Abstract

Late potentials are detected at various noise levels in clinical studies. The aim of this study was, in a case-control design, to assess the effect of residual noise level on the identification of patients with sustained monomorphic ventricular tachycardia after myocardial infarction. Electrocardiograms from 16 patients with prior myocardial infarction and documented sustained monomorphic ventricular tachycardia and 41 patients with prior myocardial infarction and without ventricular tachycardia, were analysed by two signal averaging procedures to noise level 0.2 and 0.4 muV. Standard time domain parameters were measured. Two definitions of late potential were analysed: (1) if any two of the following criteria were present (signal-averaged QRS duration > 120 ms, late potential duration > 40 ms, and root-mean-square voltage of the terminal 40 ms of the filtered QRS < 25 muV); or (2) if the signal-averaged QRS duration > or = 120 ms. Overall the signal-averaged electrocardiogram performed better at noise level 0.4 muV compared to noise level 0.2 muV with respect to identification of patients with or without ventricular tachycardia after myocardial infarction.
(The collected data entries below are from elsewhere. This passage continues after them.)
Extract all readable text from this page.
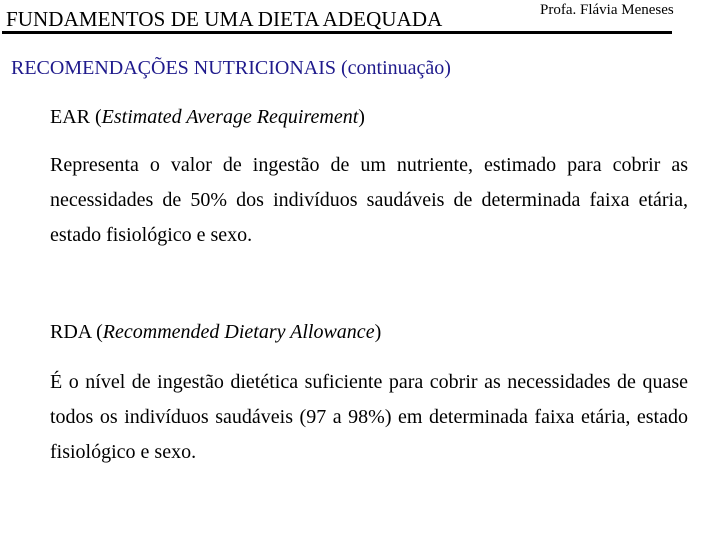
FUNDAMENTOS DE UMA DIETA ADEQUADA	Profa. Flávia Meneses
RECOMENDAÇÕES NUTRICIONAIS (continuação)
EAR (Estimated Average Requirement)

Representa o valor de ingestão de um nutriente, estimado para cobrir as necessidades de 50% dos indivíduos saudáveis de determinada faixa etária, estado fisiológico e sexo.

RDA (Recommended Dietary Allowance)

É o nível de ingestão dietética suficiente para cobrir as necessidades de quase todos os indivíduos saudáveis (97 a 98%) em determinada faixa etária, estado fisiológico e sexo.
Reducing noise level from 0.4 to 0.2 muV increased the sensitivity, but the consequence was a substantial decrease in specificity. Our data indicate that when a high sensitivity is the goal, the definition based only on signal-averaged QRS duration > or = 120 ms should be applied; sensitivity was 88% and specificity 59% at noise level 0.4 muV. If a high specificity is the goal, the definition should be based on the definition with two abnormal parameters; sensitivity was 69% and specificity 68% at noise level 0.4 muV.